I cracked open commentaries, different translations, Google, etc., to see what Jesus meant when he said it. I did not like it at all. Was this teaching pacifism, weakness, even heard it was a method of quiet rebellion? The martyred Christians are examples of pacifism, right? What about self-defense? So I dealt with the pacifist part first.

First, I looked at it in the parallel account in Matthew 5:39. It reads ‘Don’t resist an evil person.’ The cross-reference took me to Exodus 21:24, which is the Jewish guidelines for maximum levels of punishment for judges, as evidenced in Deuteronomy 19:15-21. Lamentations 3:30 even has the phrase ‘give his cheek’, though further reading looks like Jeremiah was calling for Israel to repent.

So is it pacifism? I do not think so; it is something that has to be taken in the context of the surrounding verses. ‘Love your enemy’, which reminded me of Proverbs 25:21-22; in Luke 6:27 is the overview verse.

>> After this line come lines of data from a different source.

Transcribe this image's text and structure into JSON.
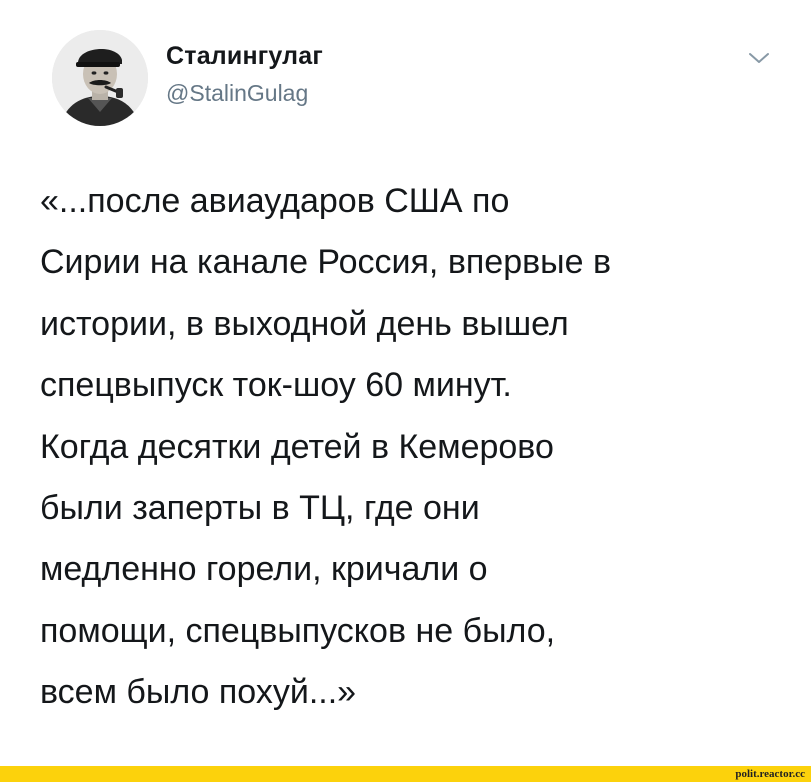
{
  "tweet": {
    "display_name": "Сталингулаг",
    "handle": "@StalinGulag",
    "menu_icon": "chevron-down-icon",
    "avatar_icon": "avatar-portrait",
    "text_lines": [
      "«...после авиаударов США по",
      "Сирии на канале Россия, впервые в",
      "истории, в выходной день вышел",
      "спецвыпуск ток-шоу 60 минут.",
      "Когда десятки детей в Кемерово",
      "были заперты в ТЦ, где они",
      "медленно горели, кричали о",
      "помощи, спецвыпусков не было,",
      "всем было похуй...»"
    ]
  },
  "footer": {
    "watermark": "polit.reactor.cc"
  },
  "colors": {
    "text": "#14171a",
    "handle": "#657786",
    "caret": "#8899a6",
    "footer_bar": "#fcd20c"
  }
}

In fact, Leviticus 19:18 reads not to bear a grudge against the sons of your people. Instead of retaliation or personal vengeance, it calls for us to pray for them. Martyrdom? Cannot deny it happens even to this day. First century Christians faced a lot, from persecution to every day dangers (2 Corinthians 11:26), so Jesus did tell them to arm themselves in Luke 22:36; but not to lead a rebellion or spread the Gospel by the sword (Luke 22: 49-53). Exodus 22 even has guidelines for self-defense surprisingly enough.

Self-defense is fine as far as my understanding goes. The key to understanding the verse is in the context of Luke 6:27-36. Loving others, not romantic love or even friendly insomuch, as acting in their self-interests; it is speaking of principles to use in dealing with those who treat you badly, not trying to kill you. It is about not retaliating or seeking vengeance for your wounded ego, to be generous if asked to meet a need, and if they cannot pay it back, then forgive the debt. That made sense to me in the context, rather than by theft. Lawsuits, being willing to pay all that is asked of you, I think.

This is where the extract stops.